Peace Club inaugurated for HOTCASS

BY: Dickson Worlanyo Dotse & Faith Ayorkor Mensah

The Greater Accra Regional Peace Council (GARPC) has inaugurated a Peace Ambassadors Club among students of the Holy Trinity Cathedral Senior High School (HOTCASS) in Accra as advocates of peace.

The event also doubled as a workshop on conflict prevention and violent extremism.

The Chairman of the GARPC, the Rt Rev. Samuel K. Osabutey, said although Ghana was the third most peaceful country in Africa, violence occurred from time to time across ethnic, religious, economic and political divides, with the youth at the forefront of these violence and stressed the need for a sense of peace to be instilled in the youth.

"The youth are viable resources for spreading both positive and negative energies. In Ghana and across the African continent, the youth are used by selfish politicians to perpetuate various dangerous activities, both to themselves and their society. The youth are recruited to indulge in activities of hooliganism, political violence, child soldiers, among others," he said.

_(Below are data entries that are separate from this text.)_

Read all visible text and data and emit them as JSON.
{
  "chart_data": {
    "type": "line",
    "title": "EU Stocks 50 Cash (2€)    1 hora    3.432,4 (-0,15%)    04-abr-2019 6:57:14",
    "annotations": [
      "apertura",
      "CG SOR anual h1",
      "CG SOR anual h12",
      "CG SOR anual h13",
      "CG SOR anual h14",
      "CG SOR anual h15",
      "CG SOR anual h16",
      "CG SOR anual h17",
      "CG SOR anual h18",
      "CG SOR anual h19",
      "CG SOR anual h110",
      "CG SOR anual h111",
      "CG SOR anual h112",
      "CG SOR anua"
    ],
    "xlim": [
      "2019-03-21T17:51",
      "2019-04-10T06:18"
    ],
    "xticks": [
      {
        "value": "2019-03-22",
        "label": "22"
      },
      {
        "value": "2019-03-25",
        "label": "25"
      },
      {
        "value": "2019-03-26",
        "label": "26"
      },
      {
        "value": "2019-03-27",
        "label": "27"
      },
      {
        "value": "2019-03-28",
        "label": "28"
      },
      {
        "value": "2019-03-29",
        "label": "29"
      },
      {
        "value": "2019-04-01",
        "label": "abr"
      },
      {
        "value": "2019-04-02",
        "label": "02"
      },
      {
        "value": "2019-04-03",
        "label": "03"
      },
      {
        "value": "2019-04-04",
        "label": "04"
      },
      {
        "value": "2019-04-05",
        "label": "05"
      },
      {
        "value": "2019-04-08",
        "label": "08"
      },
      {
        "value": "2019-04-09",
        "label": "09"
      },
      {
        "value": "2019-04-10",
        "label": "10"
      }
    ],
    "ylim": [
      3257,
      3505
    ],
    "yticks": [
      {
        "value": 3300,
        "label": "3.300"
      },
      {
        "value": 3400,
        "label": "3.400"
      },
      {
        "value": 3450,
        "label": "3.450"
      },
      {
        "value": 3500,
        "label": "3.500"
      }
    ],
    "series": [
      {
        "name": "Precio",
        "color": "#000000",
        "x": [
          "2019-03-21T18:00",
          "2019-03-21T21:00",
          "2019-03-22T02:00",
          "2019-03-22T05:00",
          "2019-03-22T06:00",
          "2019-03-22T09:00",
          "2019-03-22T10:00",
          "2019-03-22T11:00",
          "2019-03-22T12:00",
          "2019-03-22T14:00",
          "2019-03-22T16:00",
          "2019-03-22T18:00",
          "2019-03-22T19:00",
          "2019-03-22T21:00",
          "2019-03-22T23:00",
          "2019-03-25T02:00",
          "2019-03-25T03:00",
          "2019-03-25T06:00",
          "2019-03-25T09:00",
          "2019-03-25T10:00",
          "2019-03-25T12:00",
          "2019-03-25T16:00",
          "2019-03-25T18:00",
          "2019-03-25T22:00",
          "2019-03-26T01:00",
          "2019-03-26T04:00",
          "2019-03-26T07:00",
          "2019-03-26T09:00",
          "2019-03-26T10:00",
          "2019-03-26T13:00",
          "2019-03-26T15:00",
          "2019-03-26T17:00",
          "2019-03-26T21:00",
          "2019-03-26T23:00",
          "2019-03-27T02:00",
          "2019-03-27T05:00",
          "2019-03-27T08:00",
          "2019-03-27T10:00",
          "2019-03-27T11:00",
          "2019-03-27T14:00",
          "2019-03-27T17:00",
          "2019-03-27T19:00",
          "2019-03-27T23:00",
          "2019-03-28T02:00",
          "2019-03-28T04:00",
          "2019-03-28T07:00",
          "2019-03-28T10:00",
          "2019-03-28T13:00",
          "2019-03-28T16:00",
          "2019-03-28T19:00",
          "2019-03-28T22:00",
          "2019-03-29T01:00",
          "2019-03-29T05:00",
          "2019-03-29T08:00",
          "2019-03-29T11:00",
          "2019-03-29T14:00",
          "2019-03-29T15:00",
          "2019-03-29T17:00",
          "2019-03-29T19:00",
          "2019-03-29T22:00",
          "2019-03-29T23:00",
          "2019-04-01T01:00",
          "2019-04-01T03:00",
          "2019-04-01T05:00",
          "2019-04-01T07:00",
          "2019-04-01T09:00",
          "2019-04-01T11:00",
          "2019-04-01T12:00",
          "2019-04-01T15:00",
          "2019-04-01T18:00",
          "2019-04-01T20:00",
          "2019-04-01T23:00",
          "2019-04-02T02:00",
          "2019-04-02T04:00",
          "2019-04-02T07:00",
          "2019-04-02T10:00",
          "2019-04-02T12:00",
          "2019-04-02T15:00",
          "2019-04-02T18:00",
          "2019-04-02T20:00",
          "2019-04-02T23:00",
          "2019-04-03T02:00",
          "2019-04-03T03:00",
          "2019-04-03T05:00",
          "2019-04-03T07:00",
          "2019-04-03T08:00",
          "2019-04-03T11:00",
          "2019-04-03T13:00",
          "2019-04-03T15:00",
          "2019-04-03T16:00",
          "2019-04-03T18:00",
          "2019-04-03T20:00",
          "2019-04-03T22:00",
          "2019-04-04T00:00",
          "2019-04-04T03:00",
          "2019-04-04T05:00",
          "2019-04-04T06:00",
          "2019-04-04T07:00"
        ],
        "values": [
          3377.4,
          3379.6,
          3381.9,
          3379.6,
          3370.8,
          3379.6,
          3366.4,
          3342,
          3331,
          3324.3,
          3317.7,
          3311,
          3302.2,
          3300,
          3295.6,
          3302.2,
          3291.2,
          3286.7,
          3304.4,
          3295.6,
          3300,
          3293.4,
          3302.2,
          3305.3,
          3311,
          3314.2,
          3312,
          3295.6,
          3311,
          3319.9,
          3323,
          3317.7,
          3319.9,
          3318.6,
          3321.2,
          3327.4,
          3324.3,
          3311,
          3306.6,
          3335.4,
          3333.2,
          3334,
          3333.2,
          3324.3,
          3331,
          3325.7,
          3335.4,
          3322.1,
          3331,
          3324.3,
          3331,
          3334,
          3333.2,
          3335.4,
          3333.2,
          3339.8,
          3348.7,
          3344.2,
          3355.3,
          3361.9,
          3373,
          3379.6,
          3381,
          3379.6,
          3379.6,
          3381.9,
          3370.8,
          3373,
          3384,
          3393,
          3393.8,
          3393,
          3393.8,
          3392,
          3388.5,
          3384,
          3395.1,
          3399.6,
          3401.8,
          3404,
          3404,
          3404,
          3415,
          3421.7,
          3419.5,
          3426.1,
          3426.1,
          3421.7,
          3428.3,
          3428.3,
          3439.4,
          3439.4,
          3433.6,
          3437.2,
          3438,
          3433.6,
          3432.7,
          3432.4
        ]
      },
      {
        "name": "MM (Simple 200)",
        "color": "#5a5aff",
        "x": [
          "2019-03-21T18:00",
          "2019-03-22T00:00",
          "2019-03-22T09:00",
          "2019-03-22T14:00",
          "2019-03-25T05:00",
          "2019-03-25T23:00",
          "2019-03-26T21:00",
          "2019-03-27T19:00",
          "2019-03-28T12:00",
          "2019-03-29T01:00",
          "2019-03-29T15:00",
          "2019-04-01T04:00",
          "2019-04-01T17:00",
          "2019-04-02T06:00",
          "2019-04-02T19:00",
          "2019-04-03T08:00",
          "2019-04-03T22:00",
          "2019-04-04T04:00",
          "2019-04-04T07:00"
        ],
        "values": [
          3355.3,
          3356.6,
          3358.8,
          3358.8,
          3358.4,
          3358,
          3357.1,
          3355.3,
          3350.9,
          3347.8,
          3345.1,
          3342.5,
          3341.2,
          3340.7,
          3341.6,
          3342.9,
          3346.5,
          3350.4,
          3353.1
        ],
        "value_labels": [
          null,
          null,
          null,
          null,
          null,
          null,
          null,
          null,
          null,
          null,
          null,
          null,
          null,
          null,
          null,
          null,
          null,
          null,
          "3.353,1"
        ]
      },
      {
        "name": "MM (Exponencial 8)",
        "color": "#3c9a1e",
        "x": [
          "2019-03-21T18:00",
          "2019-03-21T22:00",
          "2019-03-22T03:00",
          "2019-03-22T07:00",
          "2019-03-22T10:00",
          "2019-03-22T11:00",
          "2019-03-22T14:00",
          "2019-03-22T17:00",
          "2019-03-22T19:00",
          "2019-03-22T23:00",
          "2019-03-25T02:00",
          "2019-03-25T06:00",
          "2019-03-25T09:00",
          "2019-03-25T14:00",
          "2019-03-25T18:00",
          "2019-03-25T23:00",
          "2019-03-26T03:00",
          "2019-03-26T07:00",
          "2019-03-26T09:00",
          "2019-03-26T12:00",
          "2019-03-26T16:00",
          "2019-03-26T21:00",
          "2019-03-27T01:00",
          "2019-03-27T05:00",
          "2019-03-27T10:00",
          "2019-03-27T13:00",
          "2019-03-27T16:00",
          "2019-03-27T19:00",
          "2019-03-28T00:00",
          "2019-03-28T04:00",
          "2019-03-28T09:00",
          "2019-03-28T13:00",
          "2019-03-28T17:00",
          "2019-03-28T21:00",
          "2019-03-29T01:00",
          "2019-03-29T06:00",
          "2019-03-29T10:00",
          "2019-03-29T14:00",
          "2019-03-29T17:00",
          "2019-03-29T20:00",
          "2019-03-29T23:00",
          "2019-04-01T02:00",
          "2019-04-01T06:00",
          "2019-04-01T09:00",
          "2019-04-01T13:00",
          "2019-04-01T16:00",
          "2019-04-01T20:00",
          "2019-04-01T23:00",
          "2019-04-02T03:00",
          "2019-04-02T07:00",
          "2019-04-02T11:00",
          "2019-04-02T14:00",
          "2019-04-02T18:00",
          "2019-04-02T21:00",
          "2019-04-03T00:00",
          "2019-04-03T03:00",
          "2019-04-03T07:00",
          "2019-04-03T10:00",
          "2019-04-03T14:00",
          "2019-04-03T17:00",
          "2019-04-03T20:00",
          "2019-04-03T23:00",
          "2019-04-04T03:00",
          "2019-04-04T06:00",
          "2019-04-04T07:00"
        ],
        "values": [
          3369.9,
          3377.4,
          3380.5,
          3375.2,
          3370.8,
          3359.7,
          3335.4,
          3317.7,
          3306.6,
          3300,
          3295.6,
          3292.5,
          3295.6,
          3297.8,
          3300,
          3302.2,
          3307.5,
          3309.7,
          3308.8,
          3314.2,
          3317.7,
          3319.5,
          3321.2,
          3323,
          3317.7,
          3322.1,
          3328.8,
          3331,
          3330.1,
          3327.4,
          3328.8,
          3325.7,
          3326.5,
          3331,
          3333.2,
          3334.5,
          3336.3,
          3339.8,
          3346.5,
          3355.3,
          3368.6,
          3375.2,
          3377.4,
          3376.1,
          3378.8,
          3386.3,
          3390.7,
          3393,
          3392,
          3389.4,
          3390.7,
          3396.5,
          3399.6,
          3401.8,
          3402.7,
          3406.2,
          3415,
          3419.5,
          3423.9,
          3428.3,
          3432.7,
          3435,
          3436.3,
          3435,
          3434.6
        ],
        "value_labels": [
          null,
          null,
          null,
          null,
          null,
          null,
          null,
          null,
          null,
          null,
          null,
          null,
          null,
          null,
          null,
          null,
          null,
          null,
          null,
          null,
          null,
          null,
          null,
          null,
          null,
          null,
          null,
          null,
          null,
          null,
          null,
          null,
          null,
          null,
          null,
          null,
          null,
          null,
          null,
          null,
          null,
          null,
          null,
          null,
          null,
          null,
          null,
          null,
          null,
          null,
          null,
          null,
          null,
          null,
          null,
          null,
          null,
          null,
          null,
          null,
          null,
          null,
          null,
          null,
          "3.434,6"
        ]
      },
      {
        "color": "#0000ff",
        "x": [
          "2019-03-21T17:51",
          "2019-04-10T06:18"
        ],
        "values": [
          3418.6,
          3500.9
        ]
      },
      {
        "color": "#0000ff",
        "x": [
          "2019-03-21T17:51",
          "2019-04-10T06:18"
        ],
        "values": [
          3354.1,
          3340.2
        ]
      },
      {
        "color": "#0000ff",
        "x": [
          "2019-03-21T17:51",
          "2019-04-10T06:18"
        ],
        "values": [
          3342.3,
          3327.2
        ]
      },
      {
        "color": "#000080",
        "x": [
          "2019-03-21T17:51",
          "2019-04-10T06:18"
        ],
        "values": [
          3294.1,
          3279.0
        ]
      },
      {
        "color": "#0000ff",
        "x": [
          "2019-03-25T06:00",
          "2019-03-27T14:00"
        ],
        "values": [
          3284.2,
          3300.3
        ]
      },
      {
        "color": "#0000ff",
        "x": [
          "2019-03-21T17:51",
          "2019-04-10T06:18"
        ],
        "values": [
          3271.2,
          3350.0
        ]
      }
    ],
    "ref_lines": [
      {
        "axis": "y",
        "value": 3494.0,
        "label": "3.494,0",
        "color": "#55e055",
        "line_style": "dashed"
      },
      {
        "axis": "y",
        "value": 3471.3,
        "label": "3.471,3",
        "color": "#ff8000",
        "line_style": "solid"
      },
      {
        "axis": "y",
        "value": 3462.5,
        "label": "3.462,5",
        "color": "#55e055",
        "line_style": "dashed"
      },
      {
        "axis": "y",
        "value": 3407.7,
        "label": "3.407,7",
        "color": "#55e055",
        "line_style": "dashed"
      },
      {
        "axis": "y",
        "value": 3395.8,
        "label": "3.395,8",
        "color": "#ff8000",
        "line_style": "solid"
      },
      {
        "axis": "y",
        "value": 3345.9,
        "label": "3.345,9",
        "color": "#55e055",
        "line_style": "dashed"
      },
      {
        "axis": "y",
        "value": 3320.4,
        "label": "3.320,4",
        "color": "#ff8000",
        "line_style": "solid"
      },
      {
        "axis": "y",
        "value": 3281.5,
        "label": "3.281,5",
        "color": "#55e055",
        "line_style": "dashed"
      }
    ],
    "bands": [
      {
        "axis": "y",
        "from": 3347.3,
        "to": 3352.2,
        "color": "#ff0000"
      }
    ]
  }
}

The regional peace council offices in Greater Accra, Ashanti and Ahafo regions won a project grant from the Commonwealth Secretariat last September to set up peace ambassadors clubs in some senior high schools in their respective regions.

It was upon this that the Greater Accra office inaugurated the HOTCASS club.

The project would run for a year, with students to be sensitised to conflict prevention and violent extremism, early warning, principles of dialogue, consensus-building and conflict analysis.

Rt Rev. Osabutey stated that the club was to inculcate the necessary attitudes and behaviours for sustainable peace among the students in their communities and the country at large.

He said club was also to "promote the use of non-violent ways of resolving conflicts in schools, train students on how to identify early warning signs, sensitise students to the effects of violent extremism and ways to combat it, and strengthen the capacity of students to act as peer mediators".

The Headmaster of HOTCASS, William D. Agyei, said the exercise was necessary, especially in the external community.

He said the new club initiative should be inculcated in the social studies subject so that all students would have some knowledge of what peace building and conflict management were about.

“We should put it under social studies so that every student can be exposed to it,” Mr Adjei said.


The Girls’ Prefect of the school, Stacy Kyere, in an interview, expressed gratitude that the school had been selected for the pilot programme.

The club, she said, would instill in students a sense of peace, adding that these students would go to their various homes and communities and impact their colleagues, which would improve the peace and stability the nation enjoyed.

She advised the youth to "look out for peace, let go of conflicts and misunderstandings, and look out to securing a future", adding that a country with conflicts had no chance of progress.